1036 – Book Review 168

Il est de ces cours si longs, que même la plus puissante des connexions internet ne peut vous extirper de l’ennui. Je me suis souvenu que j’étais un client Amazon, et qu’il existe un logiciel Kindle sur PC pour lire ses livres sur son ordinateur. Alors que le prof s’égosillait à nous raconter pour la millième fois le cas Nespresso et Apple, j’ai acheté un ebook, que j’ai pu commencer à lire peinard derrière mon écran. Pour la petite histoire, une fois rentré chez moi, un coup de synchro wifi et j’avais mon livre et mon marque page sur mon eReader. Ca, si vous achetez un livre en France, vous pouvez pas le faire. Parce que tous les acteurs du milieu sont stupides. Anyway. Je me suis plongé dans Harmony, de Project Itoh (c’est un pseudo), un techno thriller qui m’a non seulement sauvé de ce cours abominable mais m’a tenu en haleine le reste de la semaine.

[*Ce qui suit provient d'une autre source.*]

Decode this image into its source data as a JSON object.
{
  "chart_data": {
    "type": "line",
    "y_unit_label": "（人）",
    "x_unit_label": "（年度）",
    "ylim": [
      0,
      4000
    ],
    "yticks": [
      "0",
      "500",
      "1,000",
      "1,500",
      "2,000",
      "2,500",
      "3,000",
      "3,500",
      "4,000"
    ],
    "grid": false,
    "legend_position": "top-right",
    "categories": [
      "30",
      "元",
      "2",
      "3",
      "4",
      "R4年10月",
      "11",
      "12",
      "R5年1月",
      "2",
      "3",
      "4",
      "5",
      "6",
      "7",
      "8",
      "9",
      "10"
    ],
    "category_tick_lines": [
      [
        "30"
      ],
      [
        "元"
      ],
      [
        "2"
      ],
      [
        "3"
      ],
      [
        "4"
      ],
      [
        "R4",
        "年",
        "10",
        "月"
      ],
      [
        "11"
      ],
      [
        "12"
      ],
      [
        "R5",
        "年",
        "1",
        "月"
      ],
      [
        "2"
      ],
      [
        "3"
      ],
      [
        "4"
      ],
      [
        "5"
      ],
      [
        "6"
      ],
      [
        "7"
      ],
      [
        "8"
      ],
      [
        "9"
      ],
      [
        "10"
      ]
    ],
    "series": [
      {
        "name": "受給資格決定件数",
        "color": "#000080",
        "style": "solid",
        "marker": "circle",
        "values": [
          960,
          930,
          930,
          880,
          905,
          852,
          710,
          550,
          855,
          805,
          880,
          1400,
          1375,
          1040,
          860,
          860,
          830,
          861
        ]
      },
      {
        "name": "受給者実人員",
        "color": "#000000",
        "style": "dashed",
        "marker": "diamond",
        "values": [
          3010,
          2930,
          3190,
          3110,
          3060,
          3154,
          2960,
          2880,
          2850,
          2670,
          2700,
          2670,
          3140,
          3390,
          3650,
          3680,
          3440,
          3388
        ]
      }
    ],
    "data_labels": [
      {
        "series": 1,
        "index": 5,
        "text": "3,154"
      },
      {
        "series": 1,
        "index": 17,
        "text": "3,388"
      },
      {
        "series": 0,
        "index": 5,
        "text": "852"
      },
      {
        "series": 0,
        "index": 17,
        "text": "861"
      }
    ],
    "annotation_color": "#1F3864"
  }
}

Après la troisième guerre mondiale, nucléaire, les gouvernements se sont effondrés pour laisser la place à des sociétés ultra médicalisées. Le lifeïsme est le nouvel ordre mondial. Quatre-vingt pour cent de la population mondiale vit équipé de nanobots qui surveillent en permanence leur santé et transmettent les données à un serveur central. Toutes les maladies ont été éradiquées et la vieillesse est la dernière sur la liste. La vie privée, les conflits et la dépression n’existent plus et la race humaine tend à l’uniformisation. Une situation intenable pour Miach, adolescente Japonaise, qui entraîne ses amies dans un pacte de suicide. Si Miach y reste, Tuan est sauvée à temps par les secours et finit par grandir malgré elle. Adulte désabusée travaillant à la négociation dans les dernières zones de conflit au monde, Tuan doit revenir au Japon, dans cette société qu’elle méprise, lorsqu’un groupe terroriste réussit à se faire se suicider plusieurs milliers de personnes au même moment à travers le monde.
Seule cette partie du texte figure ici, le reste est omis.